Now, for those Medics. First off, I do not condone leaving the scene of someone who is calling for help. In this instance though, I can see it and would've probably done the same. You have Medics who need to respond all across the city. Pittsburgh roads in many places are still made out of cobblestone and bricks, so even using drop chains won't help. Trying to extricate the victim out would've been another challenge. Sure, you could've used the Reeves stretcher like a sled, but now you could cause an even worse injury to the patient if the providers fell ontop of them. Asking the patient to meet them half way isn't irresponsible either. I would not have taken a stretcher up there...that's just asking for it to tip over.

All in all, while the comments over the radio were poor form, the medics in Pgh did the best they could in the disaster that occured.
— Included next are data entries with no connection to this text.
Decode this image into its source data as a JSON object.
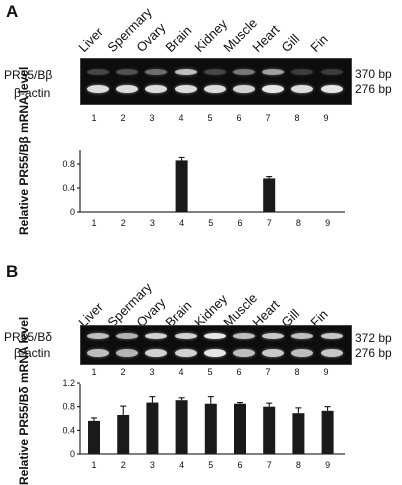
{
  "panels": [
    {
      "letter": "A",
      "tissues": [
        "Liver",
        "Spermary",
        "Ovary",
        "Brain",
        "Kidney",
        "Muscle",
        "Heart",
        "Gill",
        "Fin"
      ],
      "lanes": [
        "1",
        "2",
        "3",
        "4",
        "5",
        "6",
        "7",
        "8",
        "9"
      ],
      "gene_label": "PR55/Bβ",
      "control_label": "β-actin",
      "gene_bp": "370 bp",
      "control_bp": "276 bp",
      "gene_band_intensity": [
        0.15,
        0.2,
        0.35,
        0.75,
        0.15,
        0.4,
        0.6,
        0.1,
        0.1
      ],
      "control_band_intensity": [
        0.9,
        0.9,
        0.9,
        0.9,
        0.9,
        0.85,
        0.95,
        0.9,
        0.95
      ]
    },
    {
      "letter": "B",
      "tissues": [
        "Liver",
        "Spermary",
        "Ovary",
        "Brain",
        "Kidney",
        "Muscle",
        "Heart",
        "Gill",
        "Fin"
      ],
      "lanes": [
        "1",
        "2",
        "3",
        "4",
        "5",
        "6",
        "7",
        "8",
        "9"
      ],
      "gene_label": "PR55/Bδ",
      "control_label": "β-actin",
      "gene_bp": "372 bp",
      "control_bp": "276 bp",
      "gene_band_intensity": [
        0.75,
        0.7,
        0.85,
        0.85,
        0.95,
        0.75,
        0.8,
        0.75,
        0.8
      ],
      "control_band_intensity": [
        0.75,
        0.7,
        0.85,
        0.85,
        0.95,
        0.75,
        0.8,
        0.75,
        0.8
      ]
    }
  ],
  "chart_data": [
    {
      "type": "bar",
      "categories": [
        "1",
        "2",
        "3",
        "4",
        "5",
        "6",
        "7",
        "8",
        "9"
      ],
      "values": [
        0,
        0,
        0,
        0.86,
        0,
        0,
        0.56,
        0,
        0
      ],
      "errors": [
        0,
        0,
        0,
        0.05,
        0,
        0,
        0.03,
        0,
        0
      ],
      "ylabel": "Relative PR55/Bβ mRNA level",
      "ylim": [
        0,
        1.0
      ],
      "yticks": [
        "0",
        "0.4",
        "0.8"
      ],
      "ytick_values": [
        0,
        0.4,
        0.8
      ],
      "bar_color": "#1a1a1a"
    },
    {
      "type": "bar",
      "categories": [
        "1",
        "2",
        "3",
        "4",
        "5",
        "6",
        "7",
        "8",
        "9"
      ],
      "values": [
        0.56,
        0.66,
        0.87,
        0.91,
        0.85,
        0.85,
        0.8,
        0.69,
        0.73
      ],
      "errors": [
        0.05,
        0.15,
        0.1,
        0.04,
        0.12,
        0.02,
        0.06,
        0.09,
        0.07
      ],
      "ylabel": "Relative PR55/Bδ mRNA level",
      "ylim": [
        0,
        1.15
      ],
      "yticks": [
        "0",
        "0.4",
        "0.8",
        "1.2"
      ],
      "ytick_values": [
        0,
        0.4,
        0.8,
        1.2
      ],
      "bar_color": "#1a1a1a"
    }
  ]
}
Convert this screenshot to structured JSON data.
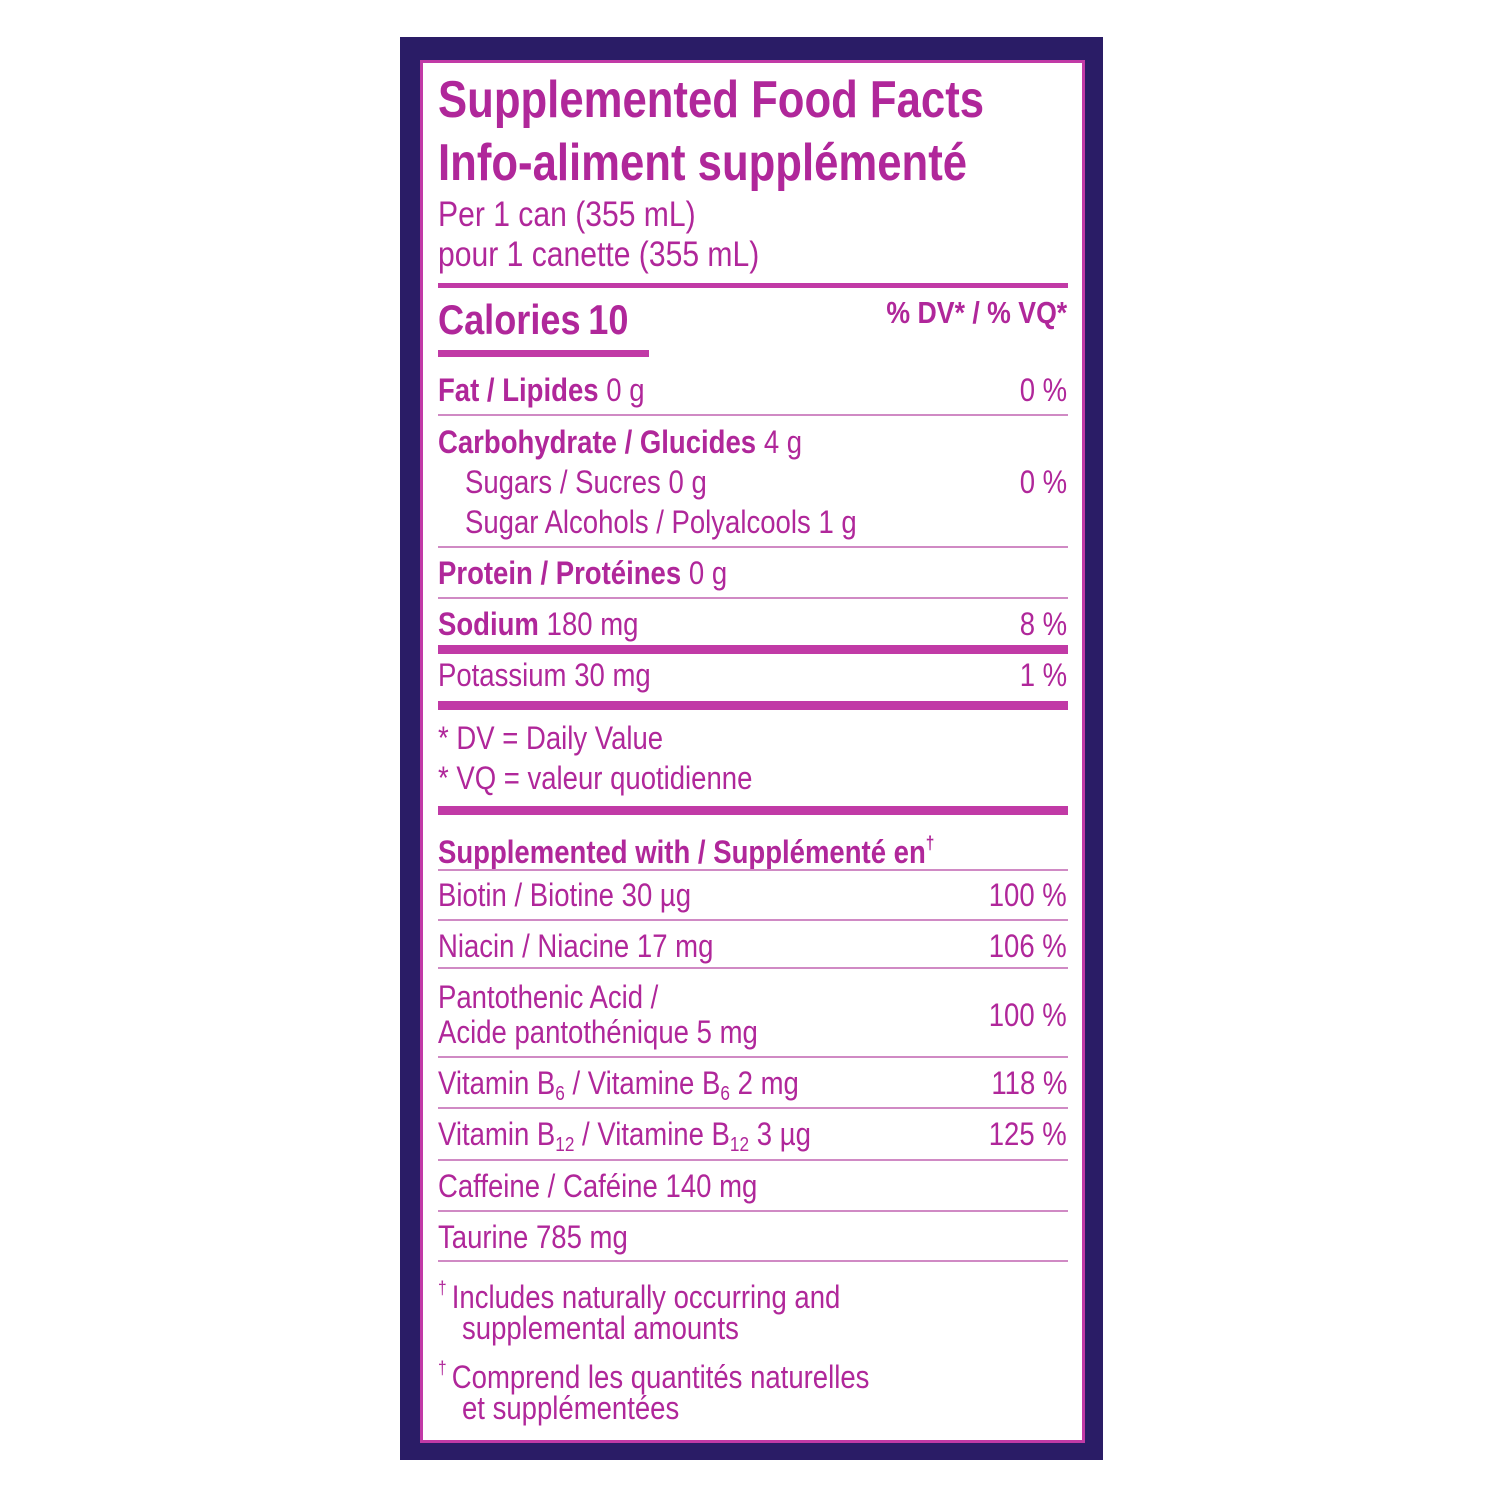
{
  "header": {
    "title": [
      "Supplemented Food Facts",
      "Info-aliment supplémenté"
    ],
    "serving": [
      "Per 1 can (355 mL)",
      "pour 1 canette (355 mL)"
    ]
  },
  "calories": {
    "label": "Calories",
    "value": "10"
  },
  "dv_header": "% DV* / % VQ*",
  "nutrients": [
    {
      "name": "Fat / Lipides",
      "amount": "0 g",
      "dv": "0 %"
    },
    {
      "name": "Carbohydrate / Glucides",
      "amount": "4 g"
    },
    {
      "name": "Sugars / Sucres",
      "amount": "0 g",
      "dv": "0 %"
    },
    {
      "name": "Sugar Alcohols / Polyalcools",
      "amount": "1 g"
    },
    {
      "name": "Protein / Protéines",
      "amount": "0 g"
    },
    {
      "name": "Sodium",
      "amount": "180 mg",
      "dv": "8 %"
    },
    {
      "name": "Potassium",
      "amount": "30 mg",
      "dv": "1 %"
    }
  ],
  "dv_notes": [
    "* DV = Daily Value",
    "* VQ = valeur quotidienne"
  ],
  "supplemented": {
    "heading": "Supplemented with / Supplémenté en",
    "mark": "†",
    "items": [
      {
        "name": "Biotin / Biotine",
        "amount": "30 µg",
        "dv": "100 %"
      },
      {
        "name": "Niacin / Niacine",
        "amount": "17 mg",
        "dv": "106 %"
      },
      {
        "name": [
          "Pantothenic Acid /",
          "Acide pantothénique"
        ],
        "amount": "5 mg",
        "dv": "100 %"
      },
      {
        "name": [
          "Vitamin B",
          "6",
          " / Vitamine B",
          "6"
        ],
        "amount": "2 mg",
        "dv": "118 %"
      },
      {
        "name": [
          "Vitamin B",
          "12",
          " / Vitamine B",
          "12"
        ],
        "amount": "3 µg",
        "dv": "125 %"
      },
      {
        "name": "Caffeine / Caféine",
        "amount": "140 mg"
      },
      {
        "name": "Taurine",
        "amount": "785 mg"
      }
    ]
  },
  "footnotes": [
    {
      "mark": "†",
      "lines": [
        "Includes naturally occurring and",
        "supplemental amounts"
      ]
    },
    {
      "mark": "†",
      "lines": [
        "Comprend les quantités naturelles",
        "et supplémentées"
      ]
    }
  ]
}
On the other side of the coin, we don't see the good that happened. I don't think anyone heard about the other EMS crew in a Pittsburgh Suburb that, after wrecking their ambulance trying to get a patient to the hospital in the same blizzard, hopped out of the truck with their various broken bones and injuries, and carried the patient up the hill to the trauma center they were trying to go to.

Now that's dedication.

It's true, EMT's eat their own kind.

As I posted before about the death of my C-1. I was the head Medic on that call. We had several different departments from the area there trying to help out with the other patients and mine. The stuff that was said about my crew and myself after the call was abhorrent. I am trying to intubate, laying on my stomach on a completely dark bridge. The Fire Department didn't have the scene lights up yet, and all I have to see with is the little light at the end of my blade. One of the cops on scene refused to shine his MagLight in our direction for a few moments so we could get our job done, insistant on standing a few feet away smoking a cigarette.
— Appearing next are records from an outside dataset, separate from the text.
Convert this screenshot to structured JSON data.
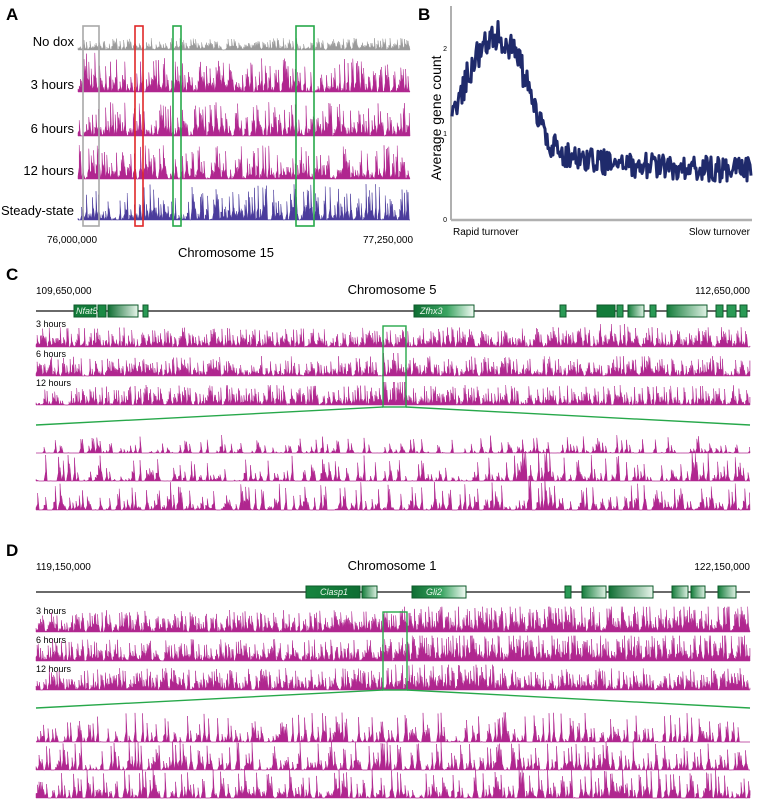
{
  "panel_a": {
    "letter": "A",
    "track_labels": [
      "No dox",
      "3 hours",
      "6 hours",
      "12 hours",
      "Steady-state"
    ],
    "axis_start": "76,000,000",
    "axis_end": "77,250,000",
    "axis_title": "Chromosome 15",
    "colors": {
      "no_dox": "#9a9a9a",
      "timepoint": "#b0268f",
      "steady_state": "#4b3c9c",
      "box_gray": "#a8a8a8",
      "box_red": "#e02828",
      "box_green": "#27a84a"
    }
  },
  "panel_b": {
    "letter": "B",
    "chart_data": {
      "type": "line",
      "ylabel": "Average gene count",
      "xlabel_left": "Rapid turnover",
      "xlabel_right": "Slow turnover",
      "yticks": [
        "0",
        "1",
        "2"
      ],
      "ylim": [
        0,
        2.55
      ],
      "color": "#1f2a6b",
      "n_points": 300,
      "profile": [
        1.2,
        1.75,
        2.1,
        2.2,
        2.05,
        1.45,
        0.95,
        0.8,
        0.72,
        0.7,
        0.68,
        0.66,
        0.65,
        0.64,
        0.63,
        0.62,
        0.61,
        0.6,
        0.6,
        0.6
      ]
    }
  },
  "panel_c": {
    "letter": "C",
    "coord_start": "109,650,000",
    "coord_end": "112,650,000",
    "chromosome": "Chromosome 5",
    "genes": [
      "Nfat5",
      "Zfhx3"
    ],
    "track_labels": [
      "3 hours",
      "6 hours",
      "12 hours"
    ]
  },
  "panel_d": {
    "letter": "D",
    "coord_start": "119,150,000",
    "coord_end": "122,150,000",
    "chromosome": "Chromosome 1",
    "genes": [
      "Clasp1",
      "Gli2"
    ],
    "track_labels": [
      "3 hours",
      "6 hours",
      "12 hours"
    ]
  }
}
Somehow in the confusion, the tube tamer got out of my reach, so I did what any self respecting medic would do; I held onto the tube in my bare hand while I sent someone to the truck for a new one.

The flack I heard for the months following drove two of my partners from EMS. We heard things like: It's their fault, you know. That Medic didn't have a tube tamer, and that killed 'em or That's what happens when you let a girl on the truck or my favorite one If I would've been there, I woulda saved him. Other comments about what drugs we did and didn't use, or the caliber of the training we had or didn't have, or how gender played a role in the outcome ran rampant through the EMS world.

We were all punished and admonished by our own, fellow crew members. I had to have another Medic ride with me for a few weeks afterwards because those in power weren't sure if I was "able to perform the functions of being a fully functional Paramedic." I had random members of the department show up on calls, and I even had calls jumped and taken away from me because of my "poor performance on an EMS call." When asked about my performance and what was poor, the answer given to me was, "Well, if you can't save a life, then you can't be a Medic."

Yeah, talk about a swift kick to the pretend balls.

So, long story short; Be nice to your fellow EMT's and Medics. Unless you were there, you don't know the full story. Good article, AD!

Now, I'm off to go fishing! Power Bait for everyone!